I recently wrote to bongo-devel about a problem in our store protocol: in the trunk version, some commands have a “query” parameter which is unspecified in our documentation. The reason it’s unspecified is that it turns out that the parameter just gets passed through to CLucene, which as well as being something of a security issue also makes it more difficult to tell people how to use it.
In the experimental Store (coming soon to a server near you!) the CLucene index has been removed, and the query interface to it therefore doesn’t exist any more. It’s quite possible that CLucene will make a come-back, but the query interface is something I want to get rid of: for no better reason than it requires us to duplicate information from the SQL database to the Lucene index.

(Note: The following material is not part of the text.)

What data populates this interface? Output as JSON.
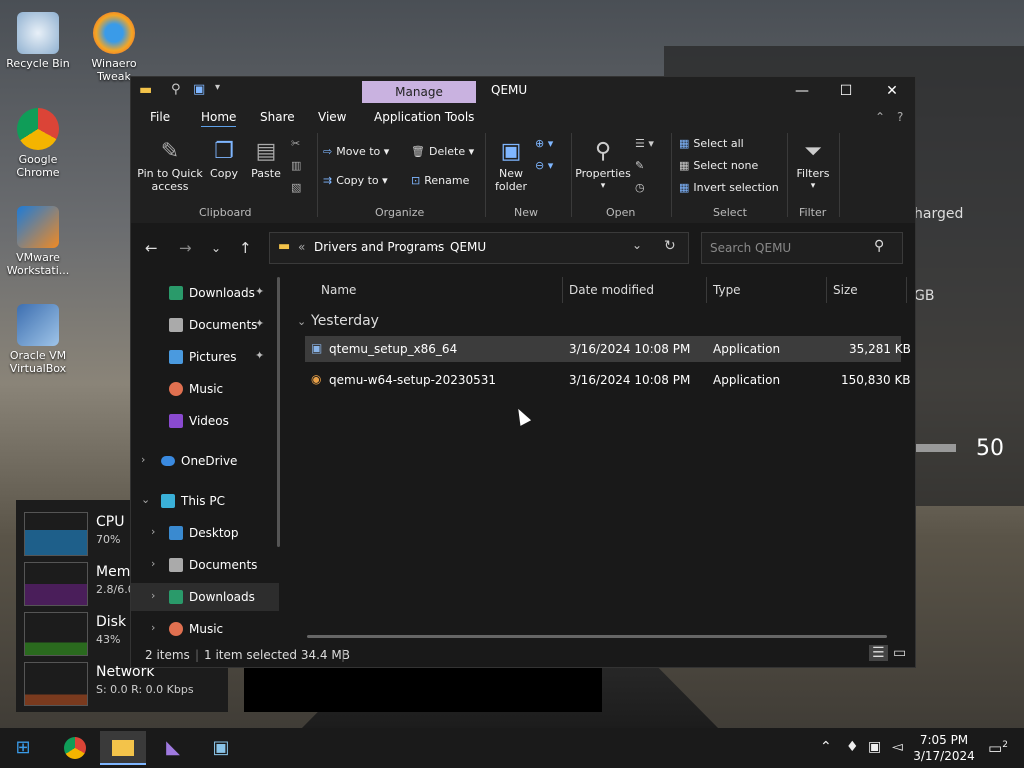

Because we need a parser for these queries which is simple, safe and isn’t going to do nasty things with our memory allocator, I proposed a version of prefix notation / Polish notation, and have written some code which parses this into a tree structure stored in an array. The code is pretty straightforward, so I’ve documented the algorithm here – I’m sure it must be a known algorithm, but I’ve been unable to find any examples of anything similar.
In general, prefix notation isn’t used as commonly as postfix notation. This is mainly because it’s more efficient in terms of stack space to evaluate an expression in postfix notation, because the constants come before the operators and you can start calculating earlier. However, we’re not evaluating an expression – we’re going to turn it into SQL – so that isn’t a benefit, and having the operators come first means we can find places to later store the constants simply.
The next step is to transform this parsed expression into something we can throw at SQLite. This is actually much easier said than done: for example, we have to be able to handle arbitrary properties on documents, which are stored in a separate table with a one-to-many relationship between the document and its properties.
The problem with that is that it’s not that natural to say something like “give me rows from table A where there are rows in table B which relate to it and some of those rows contain X and Y”. So, this may turn out to be something quite hard or even impossible to provide a general solution to if the logic is quite deeply nested – but ideally, I want all of that nastiness hidden from the client.
Some readers may be asking how the current Store does this. Effectively, it runs the query against the index with the properties it has at hand, and retrieves a list of Store guids of the documents which have those properties set. It then queries the SQL database for each individual guid to see if any of the properties there match the query also, and if so it outputs the match.